Quand la fausse fourrure ressemble à la vraie ?

Les produits en fourrure synthétique se sont raffinés avec les années et se rapprochent grandement de la fourrure véritable. Il y a de très belles fausses fourrures aujourd'hui, celles-ci sont bien moins coûteuses que la vraie n'implique aucune cruauté envers les animaux ! Mais rien n'est parfait et il existe des problèmes liés à la fourrure synthétique : elle n'est pas isolante et ne permet donc pas de garder au chaud ; elle est fabriquée à partir de dérivés du pétrole, ce qui la rend moins durable au point de vue environnemental. Un vêtement ou un accessoire en fausse fourrure est moins résistant et ne se conservera probablement pas des années.

Une deuxième vie pour les vraies fourrures ? Un aspect plus positif !

Donner une deuxième vie aux vêtements fait aujourd'hui partie de nos pratiques courantes. Les vêtements en fourrure de qualité sont très durables. Biens conservés, certains types de fourrure peuvent être encore en excellent état après 50, 75 ou même 100 ans. La fourrure n'a pas son pareil pour tenir parfaitement au chaud. On peut se dire que si les animaux ont déjà été tués, le matériau est disponible et recyclable ou réutilisable. Pour toutes ces raisons, la fourrure existante est un textile de choix qui se prête bien à être réinventé. Le manteau long de votre grand-mère peut devenir une veste plus courte, une toque ou des cache-oreilles! Certaines personnes se demandent s'il est éthique de porter une fourrure même recyclée. Il s'agit d'un choix tout à fait personnel.

Alors, oui ou non au port de la fourrure?

En conclusion, mieux vaut probablement se tourner vers la fourrure synthétique ou la fourrure recyclée si cette dernière s'inscrit dans nos valeurs. Il existe encore beaucoup de belles fourrures anciennes sur le marché qui, réutilisées, s'inscrivent dans une démarche durable pour l'environnement, évitant de cette façon la production de nouveaux vêtements.

L'ensemble des items relatifs au fourreur et des outils du métier de pelletier-fourreur sont consultables depuis notre catalogue en ligne : http://collections.viewallonne.be

[1] Le pelletier est un artisan qui pratique le travail de diverses peaux d'animaux, pour le cuir ou la fourrure.

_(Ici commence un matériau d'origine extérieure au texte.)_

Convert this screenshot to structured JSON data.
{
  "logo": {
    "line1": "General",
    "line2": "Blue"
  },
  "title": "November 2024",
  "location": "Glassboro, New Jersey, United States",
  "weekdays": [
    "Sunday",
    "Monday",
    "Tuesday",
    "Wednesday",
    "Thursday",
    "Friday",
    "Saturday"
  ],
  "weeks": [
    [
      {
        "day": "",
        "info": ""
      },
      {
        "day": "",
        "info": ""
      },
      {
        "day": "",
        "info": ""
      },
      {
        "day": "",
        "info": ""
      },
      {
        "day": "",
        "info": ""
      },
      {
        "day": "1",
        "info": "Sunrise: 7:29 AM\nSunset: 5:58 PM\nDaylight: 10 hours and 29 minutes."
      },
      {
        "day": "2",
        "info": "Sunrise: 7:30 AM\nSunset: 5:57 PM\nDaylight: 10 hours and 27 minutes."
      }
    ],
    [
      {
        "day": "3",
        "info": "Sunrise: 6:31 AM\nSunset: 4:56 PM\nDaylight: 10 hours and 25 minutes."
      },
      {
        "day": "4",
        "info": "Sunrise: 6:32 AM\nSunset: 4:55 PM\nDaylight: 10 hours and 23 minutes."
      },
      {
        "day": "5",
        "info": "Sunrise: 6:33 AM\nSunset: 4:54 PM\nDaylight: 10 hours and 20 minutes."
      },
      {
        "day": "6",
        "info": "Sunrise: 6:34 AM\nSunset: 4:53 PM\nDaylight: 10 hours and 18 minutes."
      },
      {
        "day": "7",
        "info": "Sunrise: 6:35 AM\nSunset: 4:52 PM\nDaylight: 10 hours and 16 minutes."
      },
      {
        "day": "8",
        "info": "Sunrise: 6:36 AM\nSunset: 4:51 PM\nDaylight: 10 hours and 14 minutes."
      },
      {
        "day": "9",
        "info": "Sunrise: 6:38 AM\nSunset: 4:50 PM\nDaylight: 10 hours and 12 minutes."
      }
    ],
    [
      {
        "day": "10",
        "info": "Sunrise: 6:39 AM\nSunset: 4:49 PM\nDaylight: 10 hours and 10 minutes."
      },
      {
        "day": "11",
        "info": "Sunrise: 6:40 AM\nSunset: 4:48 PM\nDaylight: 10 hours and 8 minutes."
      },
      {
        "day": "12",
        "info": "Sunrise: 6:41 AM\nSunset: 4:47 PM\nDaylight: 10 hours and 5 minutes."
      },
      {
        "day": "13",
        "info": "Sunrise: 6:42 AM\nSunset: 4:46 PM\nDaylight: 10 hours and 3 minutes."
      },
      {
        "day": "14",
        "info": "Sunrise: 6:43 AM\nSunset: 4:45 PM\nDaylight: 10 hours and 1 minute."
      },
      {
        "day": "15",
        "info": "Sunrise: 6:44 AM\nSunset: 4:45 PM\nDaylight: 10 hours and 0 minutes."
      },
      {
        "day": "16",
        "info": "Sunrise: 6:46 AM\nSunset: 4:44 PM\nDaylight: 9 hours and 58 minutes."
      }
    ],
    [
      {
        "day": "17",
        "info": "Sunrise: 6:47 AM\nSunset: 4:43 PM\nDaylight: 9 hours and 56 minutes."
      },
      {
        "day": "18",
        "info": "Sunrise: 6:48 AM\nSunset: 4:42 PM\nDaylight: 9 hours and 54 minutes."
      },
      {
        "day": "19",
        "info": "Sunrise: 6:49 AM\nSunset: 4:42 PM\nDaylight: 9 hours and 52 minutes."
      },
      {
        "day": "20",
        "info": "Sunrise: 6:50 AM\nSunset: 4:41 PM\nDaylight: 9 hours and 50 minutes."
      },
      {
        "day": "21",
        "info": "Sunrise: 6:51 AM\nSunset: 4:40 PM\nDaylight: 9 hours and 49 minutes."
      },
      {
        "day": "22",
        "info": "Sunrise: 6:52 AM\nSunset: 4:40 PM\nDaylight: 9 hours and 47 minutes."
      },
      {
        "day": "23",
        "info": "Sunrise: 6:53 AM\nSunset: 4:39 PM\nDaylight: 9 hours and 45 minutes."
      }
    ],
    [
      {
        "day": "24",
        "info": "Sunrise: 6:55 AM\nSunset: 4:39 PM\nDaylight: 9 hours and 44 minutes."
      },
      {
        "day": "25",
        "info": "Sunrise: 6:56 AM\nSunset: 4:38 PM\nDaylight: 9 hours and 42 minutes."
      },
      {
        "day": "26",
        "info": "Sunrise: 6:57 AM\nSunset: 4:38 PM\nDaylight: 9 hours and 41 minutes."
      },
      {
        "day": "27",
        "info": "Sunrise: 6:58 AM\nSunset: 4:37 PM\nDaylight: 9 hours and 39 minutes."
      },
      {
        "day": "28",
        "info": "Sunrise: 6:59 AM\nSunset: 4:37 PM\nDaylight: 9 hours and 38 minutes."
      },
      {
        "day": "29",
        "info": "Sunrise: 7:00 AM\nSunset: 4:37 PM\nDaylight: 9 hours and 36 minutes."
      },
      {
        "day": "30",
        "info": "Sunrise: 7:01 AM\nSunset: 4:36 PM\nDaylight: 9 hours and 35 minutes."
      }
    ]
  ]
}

[2] L'apprêt ou finition, dans le travail de la fourrure, correspond aux différents traitements de finition qui permettent de donner au produit son aspect final.

[3] https://www.collectorsweekly.com/articles/should-you-feel-guilty-about-wearing-vintage-fur/

[4] https://fur.ca/fr/commerce/au-sujet-du-commerce-de-la-fourrure-du-canada-faits-et-chiffres

Manon Collignon – Responsable de la collection objets et des réserves du Musée de la Vie wallonne.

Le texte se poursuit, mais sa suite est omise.